Pat Travers Band
Live At The Iridium NYC
Frontiers Records srl
January 23, 2015
Pat Travers has always realized the importance of having a great band. He still does, and Travers and company are hitting it hard, and on the mark with their new Live At The Iridium NYC set. As seventies guitar heroes go, Pat is still delivering the goods in spades. Coming off a very strong studio release (Can Do), the man and his band are on fire and still kicking ass. This is definitely not an oldies act.
Travers' trademark tone is largely unchanged and his love for the heavier groove is still in tact, and that's a beautiful thing. He never mails it in, or rests on staid pentatonic licks, he's still one of the sleeker models of his era, and he keeps himself in check by having a very hot handed co-guitarist in the band in Kirk McKim, who supplies great twin leads with the man, and some stunningly good rhythm work - when either player takes a solo, the other guy is digging in and pushing it all further down the road.
Surprisingly, it's Travers' voice that may be the most impressive relic from the hey days - at a very young 60, he's turned to martial arts training to keep himself strong, and limber, and others would do well to take note. When he goes into the choruses on the classic 'Crash and Burn', he's as strong as ever. He went through his blues period, as most hot pickers do at some point, but it's great to see him rocking so hard. 'Heat In The Street' is another classic that runs as fast as it did in '79, and when Travers and McKim lock into the dual guitar sections it's guitar nirvana. Sandy Gennaro (drums), and Rodney O'Quinn (bass) are a brilliant rhythm section, an they push the guitars hard on every track.
'Josephine' from Travers' 2010 release, Fidelis, slows things down a bit, and it reminds me a lot of Phil Lynott's more romantic moments. It's a ballad, but the band doesn't back down its intensity a bit, and there's still plenty of hard hitting moments. Even when the band does a blues, they kick like a mule - 'I've Got News For You' is a twelve bar blues of significant swagger, and bluster. But what the band does best is Travers' funk informed take on hard rock and dare I say, boogie. 'I La La La Love You' is a perfect example as Gennaro chops up the beat, and Travers does his best 'I'm really more of a soul singer' thing that he does so well.
Travers has always specialized in dipping his guitar tone in some time based effects to spice up his PRS/Marshall rig, and his take on the standard 'Red House' never wears thin as a result, and again McKim is right there with him. Together they manage to keep this old chestnut most interesting. 'If I Had Possession Over Judgement Day' delves into ZZ Top territory, and special guest Jon Paris plays some fiery harp around the slippery slide guitars.
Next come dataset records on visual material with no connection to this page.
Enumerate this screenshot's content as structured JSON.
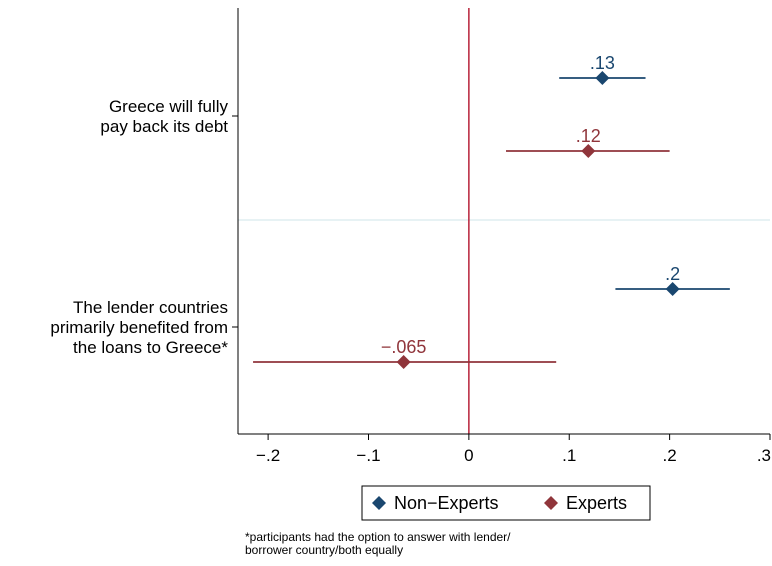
{
  "chart_data": {
    "type": "scatter",
    "subtype": "coefficient-plot-horizontal",
    "xlim": [
      -0.23,
      0.3
    ],
    "x_ticks": [
      -0.2,
      -0.1,
      0,
      0.1,
      0.2,
      0.3
    ],
    "x_tick_labels": [
      "−.2",
      "−.1",
      "0",
      ".1",
      ".2",
      ".3"
    ],
    "reference_line_x": 0,
    "groups": [
      {
        "label_lines": [
          "Greece will fully",
          "pay back its debt"
        ]
      },
      {
        "label_lines": [
          "The lender countries",
          "primarily benefited from",
          "the loans to Greece*"
        ]
      }
    ],
    "series": [
      {
        "name": "Non−Experts",
        "color": "#1a476f",
        "points": [
          {
            "group": 0,
            "estimate": 0.133,
            "ci": [
              0.09,
              0.176
            ],
            "label": ".13"
          },
          {
            "group": 1,
            "estimate": 0.203,
            "ci": [
              0.146,
              0.26
            ],
            "label": ".2"
          }
        ]
      },
      {
        "name": "Experts",
        "color": "#90353b",
        "points": [
          {
            "group": 0,
            "estimate": 0.119,
            "ci": [
              0.037,
              0.2
            ],
            "label": ".12"
          },
          {
            "group": 1,
            "estimate": -0.065,
            "ci": [
              -0.215,
              0.087
            ],
            "label": "−.065"
          }
        ]
      }
    ],
    "reference_line_color": "#b8233a",
    "separator_color": "#dfeef1",
    "legend_position": "bottom-center"
  },
  "footnote": {
    "line1": "*participants had the option to answer with lender/",
    "line2": "borrower country/both equally"
  }
}
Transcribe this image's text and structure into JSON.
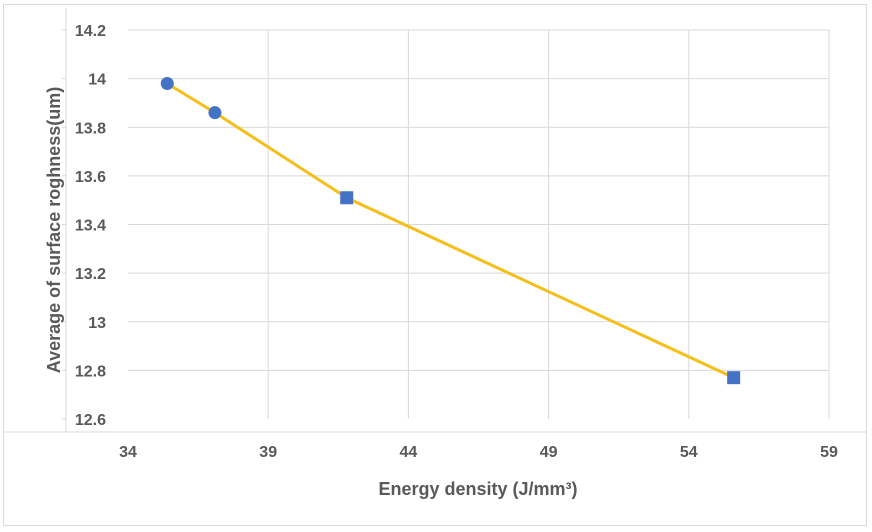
{
  "chart_data": {
    "type": "scatter",
    "title": "",
    "xlabel": "Energy density (J/mm³)",
    "ylabel": "Average of surface roghness(um)",
    "xlim": [
      34,
      59
    ],
    "ylim": [
      12.6,
      14.2
    ],
    "xticks": [
      34,
      39,
      44,
      49,
      54,
      59
    ],
    "yticks": [
      12.6,
      12.8,
      13,
      13.2,
      13.4,
      13.6,
      13.8,
      14,
      14.2
    ],
    "grid": true,
    "legend": "none",
    "line_color": "#f5be19",
    "marker_color": "#4472c4",
    "axis_line_color": "#d9d9d9",
    "series": [
      {
        "marker": "circle",
        "x": [
          35.4,
          37.1
        ],
        "y": [
          13.98,
          13.86
        ]
      },
      {
        "marker": "square",
        "x": [
          41.8,
          55.6
        ],
        "y": [
          13.51,
          12.77
        ]
      }
    ]
  }
}
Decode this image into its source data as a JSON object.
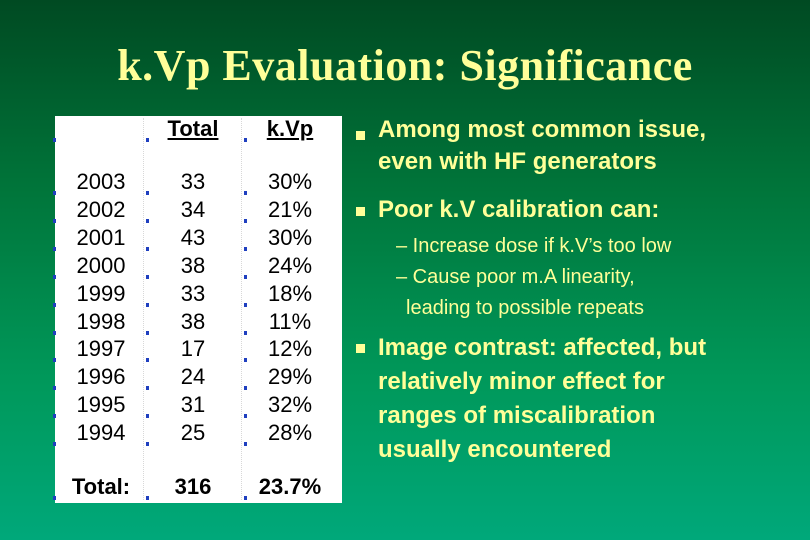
{
  "slide": {
    "title": "k.Vp Evaluation: Significance"
  },
  "table": {
    "headers": [
      "",
      "Total",
      "k.Vp"
    ],
    "rows": [
      [
        "2003",
        "33",
        "30%"
      ],
      [
        "2002",
        "34",
        "21%"
      ],
      [
        "2001",
        "43",
        "30%"
      ],
      [
        "2000",
        "38",
        "24%"
      ],
      [
        "1999",
        "33",
        "18%"
      ],
      [
        "1998",
        "38",
        "11%"
      ],
      [
        "1997",
        "17",
        "12%"
      ],
      [
        "1996",
        "24",
        "29%"
      ],
      [
        "1995",
        "31",
        "32%"
      ],
      [
        "1994",
        "25",
        "28%"
      ]
    ],
    "totals": [
      "Total:",
      "316",
      "23.7%"
    ]
  },
  "bullets": [
    {
      "text": "Among most common issue, even with HF generators",
      "lines": [
        "Among most common issue,",
        "even with HF generators"
      ]
    },
    {
      "text": "Poor k.V calibration can:",
      "lines": [
        "Poor k.V calibration can:"
      ],
      "sub": [
        {
          "lines": [
            "– Increase dose if k.V’s too low"
          ]
        },
        {
          "lines": [
            "– Cause poor m.A linearity,",
            "leading to possible repeats"
          ]
        }
      ]
    },
    {
      "text": "Image contrast: affected, but relatively minor effect for ranges of miscalibration usually encountered",
      "lines": [
        "Image contrast: affected, but",
        "relatively minor effect for",
        "ranges of miscalibration",
        "usually encountered"
      ]
    }
  ],
  "colors": {
    "text": "#ffff99",
    "tick": "#1f3fbf"
  }
}
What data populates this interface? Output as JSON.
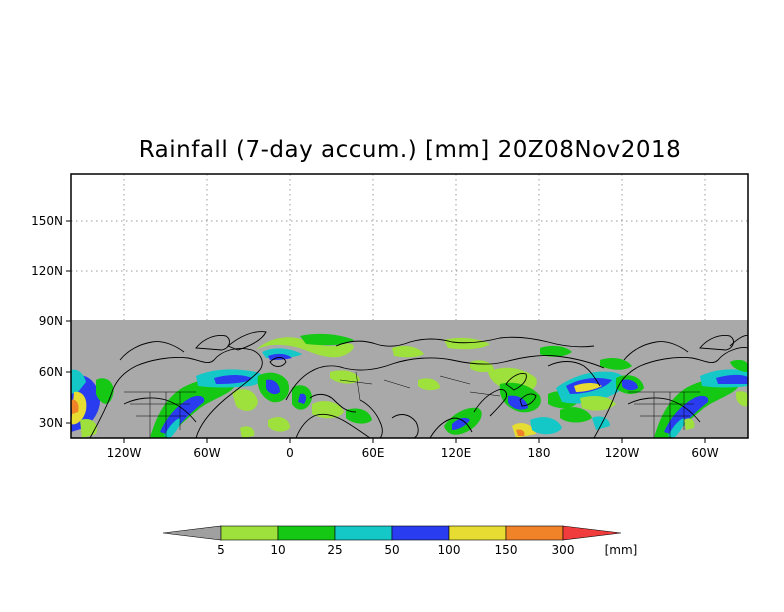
{
  "title": "Rainfall (7-day accum.) [mm] 20Z08Nov2018",
  "map": {
    "y_ticks": [
      "150N",
      "120N",
      "90N",
      "60N",
      "30N"
    ],
    "x_ticks": [
      "120W",
      "60W",
      "0",
      "60E",
      "120E",
      "180",
      "120W",
      "60W"
    ]
  },
  "legend": {
    "unit": "[mm]",
    "thresholds": [
      "5",
      "10",
      "25",
      "50",
      "100",
      "150",
      "300"
    ],
    "colors": [
      "#a0a0a0",
      "#9ee03c",
      "#14c814",
      "#14c8c8",
      "#2a3cf0",
      "#e6dc32",
      "#f08228",
      "#f03c3c"
    ]
  },
  "colors": {
    "no_data": "#a9a9a9",
    "light": "#9ee03c",
    "moderate": "#14c814",
    "heavy": "#14c8c8",
    "very_heavy": "#2a3cf0",
    "extreme": "#e6dc32",
    "severe": "#f08228"
  }
}
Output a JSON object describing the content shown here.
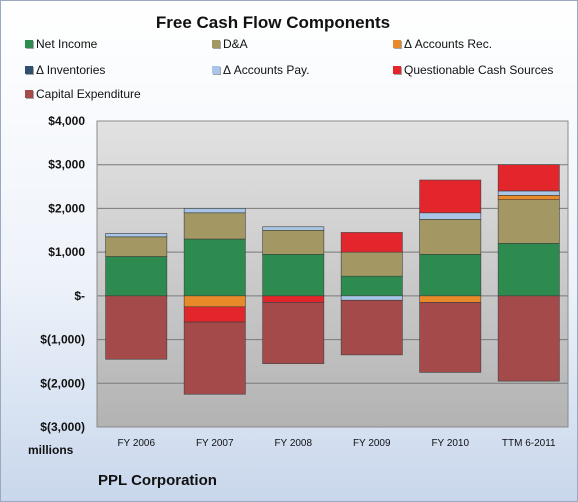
{
  "chart_data": {
    "type": "bar",
    "stacked": true,
    "title": "Free Cash Flow Components",
    "ylabel": "",
    "xlabel": "",
    "unit_label": "millions",
    "ylim": [
      -3000,
      4000
    ],
    "yticks": [
      4000,
      3000,
      2000,
      1000,
      0,
      -1000,
      -2000,
      -3000
    ],
    "ytick_labels": [
      "$4,000",
      "$3,000",
      "$2,000",
      "$1,000",
      "$-",
      "$(1,000)",
      "$(2,000)",
      "$(3,000)"
    ],
    "categories": [
      "FY 2006",
      "FY 2007",
      "FY 2008",
      "FY 2009",
      "FY 2010",
      "TTM 6-2011"
    ],
    "legend_position": "top",
    "grid": true,
    "series": [
      {
        "name": "Net Income",
        "color": "#2e8b4f",
        "values": [
          900,
          1300,
          950,
          450,
          950,
          1200
        ]
      },
      {
        "name": "D&A",
        "color": "#a39863",
        "values": [
          450,
          600,
          550,
          550,
          800,
          1000
        ]
      },
      {
        "name": "Δ Accounts Rec.",
        "color": "#e8892a",
        "values": [
          0,
          -250,
          0,
          0,
          -150,
          100
        ]
      },
      {
        "name": "Δ Inventories",
        "color": "#2f4f6f",
        "values": [
          0,
          0,
          0,
          0,
          0,
          0
        ]
      },
      {
        "name": "Δ Accounts Pay.",
        "color": "#a9c6e6",
        "values": [
          80,
          100,
          80,
          -100,
          150,
          100
        ]
      },
      {
        "name": "Questionable Cash Sources",
        "color": "#e3262b",
        "values": [
          0,
          -350,
          -150,
          450,
          750,
          600
        ]
      },
      {
        "name": "Capital Expenditure",
        "color": "#a44a4a",
        "values": [
          -1450,
          -1650,
          -1400,
          -1250,
          -1600,
          -1950
        ]
      }
    ]
  },
  "footer": {
    "company": "PPL Corporation"
  }
}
This is great stuff.
I tried yet again to listen to Cream's reunion concert CD the other day, and I still could not abide Clapton's insistence of playing his Strat instead of a Gibson on these occasions, and when I hear what Travers and McKim do on 'Spoonful' and I know why. This is thick, syrupy, tough hum bucking tones, and it's exactly what the song requires.
'Black Betty' closes out the set, and it remains one of my very favorite seventies guitar moments - my friend Bill Bartlett had the hit with his band Ram Jam back in 1977, and I know he'll smile when he here's this faithful version that's been in Travers' live set for quite some time. Travers and McKim are terrifically in sync as they nail every harmony, and together they are blistering.
If you like Southern fried hard rock and blues rock, you absolutely can't go wrong with Live At The Iridium NYC. Pat Travers still has it in spades - but this CD, and get your ass to see one of the most passionate guitar heroes still out here on the boards.